In una prospettiva politico-criminale il legislatore, con la confisca ex art. 322 ter c.p. ha evidenziato la volontà di attribuire a misure sanzionatorie di tipo patrimoniale un ruolo di contrasto della criminalità economica nonché organizzata.
La norma de qua, in particolare ha inasprito il regime generale della confisca di cui all’art. 240 c.p. sotto un duplice profilo: 1) obbligatorietà dell’ablazione anche del profitto illecito; 2) la possibilità di aggredire in via surrogatoria beni di valore equipollente a quelli collegati al reato nell’ipotesi in cui questi ultimi non siano apprensibili.
Il primo ed il secondo comma dell’art. 322 ter c.p. disciplinano la confisca per equivalente, riferendosi nel primo caso al prezzo e nel secondo comma al profitto del reato.
In tale ipotesi, l’intervento ablativo si sposta dai beni specificamente derivanti dal reato al loro valore economico.

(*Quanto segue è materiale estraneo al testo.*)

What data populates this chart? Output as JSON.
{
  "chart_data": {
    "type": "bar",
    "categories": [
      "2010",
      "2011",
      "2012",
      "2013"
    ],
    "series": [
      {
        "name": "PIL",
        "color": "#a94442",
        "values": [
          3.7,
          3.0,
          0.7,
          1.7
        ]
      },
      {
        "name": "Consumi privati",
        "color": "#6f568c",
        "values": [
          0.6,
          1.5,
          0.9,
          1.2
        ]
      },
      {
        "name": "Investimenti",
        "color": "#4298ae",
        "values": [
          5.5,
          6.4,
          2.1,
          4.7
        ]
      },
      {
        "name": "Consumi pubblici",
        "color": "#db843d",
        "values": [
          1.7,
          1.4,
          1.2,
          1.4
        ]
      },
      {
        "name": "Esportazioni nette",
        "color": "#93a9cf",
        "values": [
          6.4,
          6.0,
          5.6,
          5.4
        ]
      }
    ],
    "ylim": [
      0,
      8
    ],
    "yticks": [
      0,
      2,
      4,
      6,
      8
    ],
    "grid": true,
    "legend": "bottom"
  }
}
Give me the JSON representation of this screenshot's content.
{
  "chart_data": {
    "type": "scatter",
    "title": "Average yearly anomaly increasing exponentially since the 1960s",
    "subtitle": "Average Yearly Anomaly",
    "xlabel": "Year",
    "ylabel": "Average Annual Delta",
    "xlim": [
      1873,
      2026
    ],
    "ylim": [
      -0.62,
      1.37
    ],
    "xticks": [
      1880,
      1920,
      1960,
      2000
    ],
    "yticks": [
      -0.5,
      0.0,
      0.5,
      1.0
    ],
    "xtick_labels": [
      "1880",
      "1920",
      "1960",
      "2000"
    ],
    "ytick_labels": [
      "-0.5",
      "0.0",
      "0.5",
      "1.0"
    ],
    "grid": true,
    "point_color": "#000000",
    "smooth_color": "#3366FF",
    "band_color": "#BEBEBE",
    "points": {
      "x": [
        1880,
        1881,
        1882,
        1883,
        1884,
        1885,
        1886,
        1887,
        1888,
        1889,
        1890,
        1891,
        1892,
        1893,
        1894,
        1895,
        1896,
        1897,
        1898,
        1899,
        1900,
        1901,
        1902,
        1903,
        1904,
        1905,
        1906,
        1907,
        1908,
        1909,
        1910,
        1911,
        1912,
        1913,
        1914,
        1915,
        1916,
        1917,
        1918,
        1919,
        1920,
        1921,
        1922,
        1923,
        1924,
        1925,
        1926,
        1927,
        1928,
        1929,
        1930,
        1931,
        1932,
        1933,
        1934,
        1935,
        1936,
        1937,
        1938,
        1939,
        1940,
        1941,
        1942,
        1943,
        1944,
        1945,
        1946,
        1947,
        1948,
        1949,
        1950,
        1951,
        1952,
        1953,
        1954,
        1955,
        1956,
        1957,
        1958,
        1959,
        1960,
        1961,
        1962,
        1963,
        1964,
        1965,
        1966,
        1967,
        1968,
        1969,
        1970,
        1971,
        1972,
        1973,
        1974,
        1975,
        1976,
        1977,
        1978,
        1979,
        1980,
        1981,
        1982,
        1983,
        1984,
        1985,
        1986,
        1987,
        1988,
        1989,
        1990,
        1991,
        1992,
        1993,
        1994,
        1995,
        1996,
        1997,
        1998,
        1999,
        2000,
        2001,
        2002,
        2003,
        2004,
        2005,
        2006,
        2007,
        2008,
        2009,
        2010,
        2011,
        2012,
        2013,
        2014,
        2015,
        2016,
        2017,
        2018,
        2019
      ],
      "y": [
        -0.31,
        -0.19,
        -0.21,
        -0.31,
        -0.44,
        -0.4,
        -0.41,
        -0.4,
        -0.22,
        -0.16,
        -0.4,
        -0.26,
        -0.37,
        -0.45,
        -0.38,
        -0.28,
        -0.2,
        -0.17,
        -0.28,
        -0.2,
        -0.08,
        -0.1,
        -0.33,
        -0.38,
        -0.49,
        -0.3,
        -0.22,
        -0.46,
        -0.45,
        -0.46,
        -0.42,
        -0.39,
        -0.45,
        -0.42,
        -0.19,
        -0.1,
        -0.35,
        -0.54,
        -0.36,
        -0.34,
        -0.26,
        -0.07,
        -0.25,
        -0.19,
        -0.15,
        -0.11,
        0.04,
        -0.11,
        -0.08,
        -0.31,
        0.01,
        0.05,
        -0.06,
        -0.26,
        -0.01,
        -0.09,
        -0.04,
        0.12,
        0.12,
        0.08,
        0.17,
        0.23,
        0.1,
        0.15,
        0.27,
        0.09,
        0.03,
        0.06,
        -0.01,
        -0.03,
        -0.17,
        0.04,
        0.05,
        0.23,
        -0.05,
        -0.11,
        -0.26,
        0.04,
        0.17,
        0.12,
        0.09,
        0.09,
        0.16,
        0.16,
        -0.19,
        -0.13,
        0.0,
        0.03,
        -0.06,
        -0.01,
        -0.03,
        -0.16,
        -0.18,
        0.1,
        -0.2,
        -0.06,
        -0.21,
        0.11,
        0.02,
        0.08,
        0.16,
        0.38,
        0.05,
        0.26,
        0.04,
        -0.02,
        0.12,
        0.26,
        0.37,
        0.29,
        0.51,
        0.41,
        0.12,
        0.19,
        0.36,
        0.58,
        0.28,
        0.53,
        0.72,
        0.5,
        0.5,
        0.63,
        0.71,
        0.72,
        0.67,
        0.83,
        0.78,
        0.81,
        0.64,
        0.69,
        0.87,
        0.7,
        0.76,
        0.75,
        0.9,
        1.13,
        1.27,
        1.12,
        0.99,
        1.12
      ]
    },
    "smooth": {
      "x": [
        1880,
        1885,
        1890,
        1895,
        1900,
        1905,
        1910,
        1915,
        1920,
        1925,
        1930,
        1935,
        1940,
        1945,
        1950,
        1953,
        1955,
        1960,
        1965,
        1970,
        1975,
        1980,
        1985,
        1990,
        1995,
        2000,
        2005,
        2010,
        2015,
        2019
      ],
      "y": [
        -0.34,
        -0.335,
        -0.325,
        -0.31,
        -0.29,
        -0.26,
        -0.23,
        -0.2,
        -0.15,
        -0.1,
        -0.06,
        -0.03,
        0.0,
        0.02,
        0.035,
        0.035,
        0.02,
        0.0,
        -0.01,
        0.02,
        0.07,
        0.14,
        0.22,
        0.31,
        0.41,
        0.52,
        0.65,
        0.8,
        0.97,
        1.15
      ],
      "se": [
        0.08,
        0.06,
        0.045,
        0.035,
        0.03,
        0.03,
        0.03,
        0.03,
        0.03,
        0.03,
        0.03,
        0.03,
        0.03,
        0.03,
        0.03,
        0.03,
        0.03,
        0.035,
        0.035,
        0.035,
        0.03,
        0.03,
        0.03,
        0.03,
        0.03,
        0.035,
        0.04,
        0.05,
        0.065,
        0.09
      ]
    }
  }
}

In altre parole, la confisca per equivalente consente l’ablazione di beni, nella disponibilità del reo, che non hanno alcun collegamento (sia esso diretto o indiretto) con il reato (Cass. sez. VI 19.01.2005 n. 7250).
            La ratio dell’istituto è quella di evitare gli inconvenienti derivanti dalla difficoltà di individuare il bene che rappresenta il profitto iniziale, aggredendo altri beni che valutati economicamente siano pari al beneficio derivante dal reato.
L’obiettivo, dunque, consiste nella volontà di privare il reo di qualunque beneficio economico frutto del reato.
In merito al concetto di prezzo del reato, l’opinione tradizionale (Manzini, Trattato III, 391) lo ravvisa nei beni, siano essi denaro o altre utilità materiali dati o promessi per determinare o istigare il delinquente al reato.
Il prezzo quindi non coincide con il semplice corrispettivo dell’illecito ma rappresenta bensì un fattore che incide sulla motivazione a commetterlo ovvero farlo cessare, si pensi al prezzo del riscatto ex art. 630 c.p. (sequestro a scopo di estorsione).
La nozione di profitto si risolve nel vantaggio economico indirettamente tratto dal reato, compresi i beni di scambio. Esso è stato definito come la conseguenza economica immediata derivante dal contegno delittuoso (Cass. sez. V, 10 febbraio 2000, C.E.D. Cass. n. 216455).
            I presupposti applicativi della confisca per equivalente si ravvisano nella sentenza di condanna e di patteggiamento ex art. 444 c.p.p. Si è escluso (Cass. sez. VI, 19.02.2008 n. 27043) che la confisca possa essere ordinata in caso di dichiarazione di estinzione del reato per intervenuta prescrizione.
L’applicazione della confisca di valore, rectius per equivalente, si snoda attraverso quattro passaggi: 1) individuazione dei beni costituenti il prezzo ed il profitto del reato di cui sia impossibile l’ablazione; 2) la stima del valore economico degli stessi; 3) identificazione nel patrimonio del reo di beni aventi corrispondente valore; 4) acquisizione di tali beni al patrimonio dello Stato.
            La necessità di una previa individuazione dei beni profitto o prezzo del reato, pone l’esigenza di una rigorosa delimitazione di quanto costituisce diretta profanazione del reato il quale deve quindi essere certo nella sua obiettiva esistenza ed entità.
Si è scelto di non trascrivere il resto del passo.